Dustin Johnson, come on down, you are the next contestant on The Price of DUI!
In today's sports news, there are way too many reports of athletes, DUIs, formal charges and jail time, etc. that take away the enjoyment I get when I read the sports pages of The Las Vegas Review Journal to start my day.
Allow me to quickly recap starting with the latest athlete.
1. The man pictured above, Dustin Johnson, was arrested Monday and charged with driving under the influence in South Carolina.
It was not the first time the 24-year-old, who won the AT&T Pebble Beach National Pro-Am this past February, has been introduced to law enforcement officials.
He was booked into the J. Reuben Long Detention Center in South Carolina on Monday and released less than a half an hour later.
You can click on this link to get more details of his previous encounters with the law. http://hosted.ap.org/dynamic/stories/G/GLF_PGA_JOHNSON_ARREST
2. Joba Chamberlin, 23, pitcher for the New York Yankees.

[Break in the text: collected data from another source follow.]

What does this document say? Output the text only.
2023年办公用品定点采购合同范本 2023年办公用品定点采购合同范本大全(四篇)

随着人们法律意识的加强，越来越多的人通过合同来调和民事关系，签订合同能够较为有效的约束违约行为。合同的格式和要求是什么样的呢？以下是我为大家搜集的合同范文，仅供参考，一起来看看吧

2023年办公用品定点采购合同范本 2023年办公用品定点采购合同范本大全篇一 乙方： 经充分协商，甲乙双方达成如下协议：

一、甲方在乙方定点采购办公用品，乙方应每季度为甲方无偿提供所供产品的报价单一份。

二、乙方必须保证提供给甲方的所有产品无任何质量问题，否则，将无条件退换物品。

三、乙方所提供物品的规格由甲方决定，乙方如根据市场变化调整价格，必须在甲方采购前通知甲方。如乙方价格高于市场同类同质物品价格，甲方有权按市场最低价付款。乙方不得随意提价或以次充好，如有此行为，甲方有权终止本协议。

He entered a plea earlier today of guilt to a Nebraska charge of drunk driving and was given probation.
He was pulled over Oct. 18, 2008 by police on the outskirts of Lincoln. Authorities say his blood-alcohol level was 0.134 percent. The legal limit in Nebraska is 0.08 percent.
Tell me how many of us would have got probation for a DUI?!

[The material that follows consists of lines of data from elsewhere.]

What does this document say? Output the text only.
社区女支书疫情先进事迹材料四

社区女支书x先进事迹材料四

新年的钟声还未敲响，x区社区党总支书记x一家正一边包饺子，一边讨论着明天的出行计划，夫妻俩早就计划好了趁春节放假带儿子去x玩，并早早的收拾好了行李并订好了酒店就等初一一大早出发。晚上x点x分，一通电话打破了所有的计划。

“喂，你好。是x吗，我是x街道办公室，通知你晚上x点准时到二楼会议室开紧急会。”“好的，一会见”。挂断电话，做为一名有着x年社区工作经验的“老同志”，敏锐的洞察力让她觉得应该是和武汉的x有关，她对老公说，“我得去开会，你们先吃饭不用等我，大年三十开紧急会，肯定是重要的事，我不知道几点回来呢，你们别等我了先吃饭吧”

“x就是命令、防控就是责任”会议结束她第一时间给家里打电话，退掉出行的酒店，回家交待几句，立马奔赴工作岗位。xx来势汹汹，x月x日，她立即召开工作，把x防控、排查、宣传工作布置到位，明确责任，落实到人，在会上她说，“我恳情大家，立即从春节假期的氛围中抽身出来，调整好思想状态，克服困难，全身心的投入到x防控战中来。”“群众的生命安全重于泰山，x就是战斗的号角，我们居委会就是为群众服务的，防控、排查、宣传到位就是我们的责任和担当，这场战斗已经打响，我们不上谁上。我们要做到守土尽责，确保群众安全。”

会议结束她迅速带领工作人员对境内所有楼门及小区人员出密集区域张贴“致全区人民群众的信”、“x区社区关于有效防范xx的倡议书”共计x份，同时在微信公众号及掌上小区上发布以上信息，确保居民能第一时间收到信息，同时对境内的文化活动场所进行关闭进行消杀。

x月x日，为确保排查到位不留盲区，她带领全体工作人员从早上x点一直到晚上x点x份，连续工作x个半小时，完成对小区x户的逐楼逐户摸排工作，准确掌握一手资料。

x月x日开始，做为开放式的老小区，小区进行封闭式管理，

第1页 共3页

The second best thing he heard in that courtroom was when the judge told him that it takes only 10 seconds to lose what you have.
The judge hoped to never see Joba in her courtroom again.
3. Donte Stallworth, 28, wide receiver for the Cleveland Browns, was charged Wednesday with killing a pedestrian last month while driving drunk after a night out at a South Beach nightspot.
A charge of DUI manslaughter was filed in the Mar. 14 accident that killed 59-year-old Mario Reyes. If convicted, Stallworth could face up to 15 years in prison.
Stallworth's blood-alcohol level after the crash was .126, well above Florida's legal limit of .08, according to results of a blood test.
Stallworth will also be charged with DUI, which carries a possible six-month sentence plus fines and community service for first offenders.
There is at least one common denominator with these three situations.
The ages of the athletes are all under 30 years!
Not that athletes over 30 don't do stupid things (see Charles Barkley), but the level of severity seems quite high in the above cases.
The thing that gets me is the statement made by an athlete and it goes something like this: "I want to apologize to my fans, team, family for my lack of intelligence for such a stupid act and I will never do this again...blah blah blah blah blah blah..."
Why can't they learn from the previous offender who made the "same mistake" and not be foolish enough to get into their car while impaired!
Johnson and Chamberlain were very lucky that nobody else was involved on the night of their stupidity.
Stallworth was not that lucky. Nor were Mr. Reyes and his family.
NOTE: You are taking away the last bit of escape that many of us have by living vicariously. But when the real world starts creeping into my sports fantasy world, I start getting upset.
I am afraid I may one day wake up and say—that's it!
I may have to take up putting airplane models together for my escape.
Oh wait a minute, I remember why I stopped that too!